Qui si trova anche la chiesa di Santa Maria degli Angeli, il primo luogo sacro del convento, costruita dallo stesso Francesco tra il 1216 e il 1218 e ampliata tra il 1250 e il 1260.

La basilica maggiore è stata costruita invece dal Conte Angelo Tarlato Tarlati e da sua moglie Giovanna di Santa Fiora in Vallesanta, tra il 1348 e il 1509. È intitolata a Santa Maria Assunta. Al suo interno colpiscono per la loro bellezza estetica le terrecotte invetriate bianche e azzurre eseguite dalla famiglia Della Robbia.

L’itinerario (che per il momento ha interessato i luoghi del culto francescano) si snoda poi sulla cima del Monte Calvano: un immenso prato tra Casentino e Valtiberina.

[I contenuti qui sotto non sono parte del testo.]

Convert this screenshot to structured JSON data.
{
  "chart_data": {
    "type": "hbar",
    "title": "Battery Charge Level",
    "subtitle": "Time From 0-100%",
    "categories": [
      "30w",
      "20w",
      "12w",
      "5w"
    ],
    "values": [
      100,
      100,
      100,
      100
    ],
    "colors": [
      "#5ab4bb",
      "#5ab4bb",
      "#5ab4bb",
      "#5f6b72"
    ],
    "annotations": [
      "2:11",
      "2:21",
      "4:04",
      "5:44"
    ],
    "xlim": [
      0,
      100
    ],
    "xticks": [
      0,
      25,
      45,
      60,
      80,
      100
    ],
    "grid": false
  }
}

Oltrepassati i passi delle Pratelle e delle Gualanciole si giunge al Poggio dei Tre Vescovi, esattamente sul confine tra le province di Rimini, di Forlì e di Arezzo. Da qui, piano piano si scende verso il passo Rotta dei Cavalli, il passo del Vado, Montione.

La meta finale è appunto Verghereto, in Emilia Romagna.

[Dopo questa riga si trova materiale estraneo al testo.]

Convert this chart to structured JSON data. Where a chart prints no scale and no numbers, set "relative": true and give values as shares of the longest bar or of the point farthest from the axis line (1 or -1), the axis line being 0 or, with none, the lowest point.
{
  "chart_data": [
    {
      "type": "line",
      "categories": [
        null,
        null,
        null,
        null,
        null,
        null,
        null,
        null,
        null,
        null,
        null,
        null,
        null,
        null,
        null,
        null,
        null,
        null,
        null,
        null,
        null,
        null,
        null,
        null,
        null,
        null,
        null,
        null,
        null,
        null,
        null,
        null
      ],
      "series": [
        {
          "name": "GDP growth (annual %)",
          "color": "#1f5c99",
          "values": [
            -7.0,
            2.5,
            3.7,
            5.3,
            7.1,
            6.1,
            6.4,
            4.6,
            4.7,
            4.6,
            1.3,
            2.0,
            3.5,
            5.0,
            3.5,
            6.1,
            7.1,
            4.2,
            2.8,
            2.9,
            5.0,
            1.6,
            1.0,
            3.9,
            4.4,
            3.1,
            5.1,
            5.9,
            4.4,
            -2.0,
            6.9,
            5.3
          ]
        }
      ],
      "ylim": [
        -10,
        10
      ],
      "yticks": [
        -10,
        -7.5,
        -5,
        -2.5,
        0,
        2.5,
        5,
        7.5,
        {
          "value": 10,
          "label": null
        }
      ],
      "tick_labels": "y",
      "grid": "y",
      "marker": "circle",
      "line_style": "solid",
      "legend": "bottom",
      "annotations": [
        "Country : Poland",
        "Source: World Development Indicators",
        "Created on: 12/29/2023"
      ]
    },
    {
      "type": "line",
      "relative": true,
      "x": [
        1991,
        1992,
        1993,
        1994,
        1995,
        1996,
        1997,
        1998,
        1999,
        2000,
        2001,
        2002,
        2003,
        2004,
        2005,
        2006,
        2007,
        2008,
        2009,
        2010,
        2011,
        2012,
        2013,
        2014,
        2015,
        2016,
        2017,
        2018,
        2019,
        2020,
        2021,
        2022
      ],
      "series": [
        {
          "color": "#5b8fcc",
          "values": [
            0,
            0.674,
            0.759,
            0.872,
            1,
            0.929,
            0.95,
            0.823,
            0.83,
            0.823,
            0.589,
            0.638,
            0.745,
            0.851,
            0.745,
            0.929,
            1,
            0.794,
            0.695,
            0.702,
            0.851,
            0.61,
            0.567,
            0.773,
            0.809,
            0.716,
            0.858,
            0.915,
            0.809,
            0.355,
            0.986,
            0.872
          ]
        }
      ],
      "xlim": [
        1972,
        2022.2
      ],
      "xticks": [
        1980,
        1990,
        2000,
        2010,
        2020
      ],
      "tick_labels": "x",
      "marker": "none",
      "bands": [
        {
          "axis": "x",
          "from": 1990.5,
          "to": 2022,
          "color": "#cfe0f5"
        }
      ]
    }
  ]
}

Eccellenze locali (es. prodotti tipici, artigianato): la gastronomia è l’eccellenza locale, basata sulla qualità dei prodotti. I boschi della zona sono propizi ai tartufi, a molte qualità di funghi, fra cui i porcini, e alle castagne che si possono acquistare nei negozi del paese. Inoltre, miele, zafferano e confetture di frutti di bosco vengono prodotti artigianalmente da microimprese locali.